Un patrimoine partagé mais des sensibilités très fortes
Au-delà de la polémique, cet épisode rappelle à quel point les questions de patrimoine sont devenues hautement sensibles entre les deux pays. Les vêtements traditionnels, les tissus artisanaux et les savoir-faire locaux ne sont plus seulement des éléments culturels : ils sont désormais perçus comme des marqueurs identitaires et diplomatiques.
À l’heure où l’UNESCO devient un terrain de reconnaissance culturelle internationale, chaque inscription patrimoniale prend une dimension impressionnante et symbolique majeure pour les États du Maghreb.
Et au-delà de cette nouvelle séquence de tensions, une question plus large se pose : celle d’une région où les débats identitaires autour du patrimoine vestimentaire prennent parfois le pas sur les enjeux contemporains, dans un monde où d’autres sociétés investissent déjà des champs technologiques et industriels d’avenir. Une disproportion qui interroge sur la manière dont l’histoire, la culture et la modernité pourraient coexister autrement, sans se transformer en lignes de fracture. Alors que les tensions s'enveniment de jour en jour, une question demeure : jusqu'où ira cette hystérie ?
Le rayonnement culturel de l'Algérie
Malgré ces vagues d'agitation, la Semaine africaine a avant tout été une vitrine d'exception pour l'Algérie, qui a brillé par la richesse et la valeur inestimable de son patrimoine. Organisée cette année autour du thème crucial de l’eau, l'événement a permis de mettre en lumière des pans entiers de l'histoire et des traditions du pays.

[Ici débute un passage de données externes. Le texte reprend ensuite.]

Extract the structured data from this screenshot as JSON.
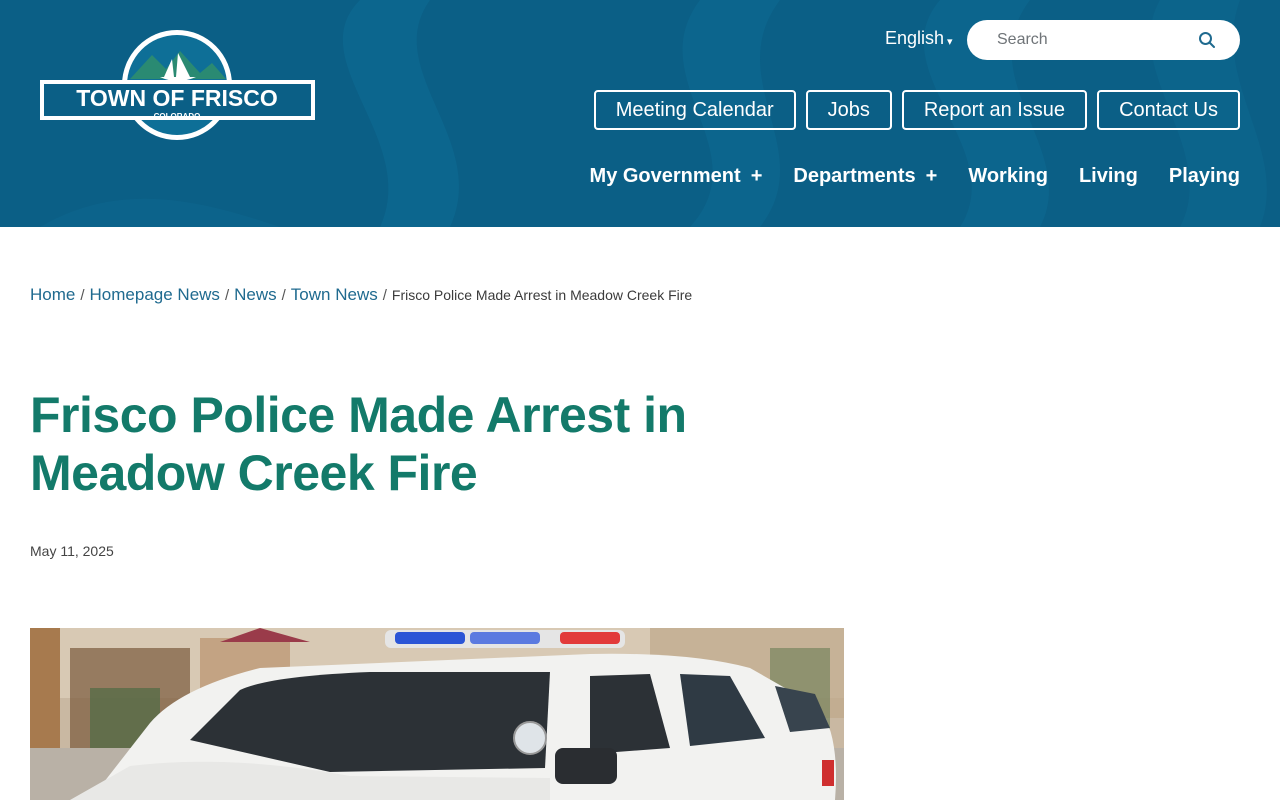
{
  "header": {
    "logo": {
      "title": "TOWN OF FRISCO",
      "subtitle": "COLORADO"
    },
    "language": {
      "selected": "English",
      "caret": "▾"
    },
    "search": {
      "placeholder": "Search",
      "icon": "search-icon"
    },
    "quick_links": [
      {
        "label": "Meeting Calendar"
      },
      {
        "label": "Jobs"
      },
      {
        "label": "Report an Issue"
      },
      {
        "label": "Contact Us"
      }
    ],
    "nav": [
      {
        "label": "My Government",
        "expand": "+"
      },
      {
        "label": "Departments",
        "expand": "+"
      },
      {
        "label": "Working"
      },
      {
        "label": "Living"
      },
      {
        "label": "Playing"
      }
    ],
    "colors": {
      "header_bg": "#0b5f86",
      "logo_green": "#2a8a72",
      "logo_sky": "#0e6f97"
    }
  },
  "breadcrumb": {
    "items": [
      "Home",
      "Homepage News",
      "News",
      "Town News"
    ],
    "separator": "/",
    "current": "Frisco Police Made Arrest in Meadow Creek Fire"
  },
  "article": {
    "title": "Frisco Police Made Arrest in Meadow Creek Fire",
    "date": "May 11, 2025",
    "title_color": "#137a6a"
  }
}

Parmi les acteurs clés de ce succès, l’association indépendante et à but non lucratif Le Fennec et son Burnous (LFSB) s'est particulièrement distinguée. Dédiée à la valorisation et à la préservation du patrimoine culturel et vestimentaire algérien, l'association a transporté les visiteurs au cœur du raffinement algérien en mettant notamment à l’honneur les rituels du hammam traditionnel, ainsi que plusieurs pièces et tenues anciennes d’une rareté remarquable.
Cette participation active et de haute facture a rappelé que, loin des bruits numériques, l'authenticité de la culture algérienne continue de s'imposer par elle-même dans les plus grandes instances internationales.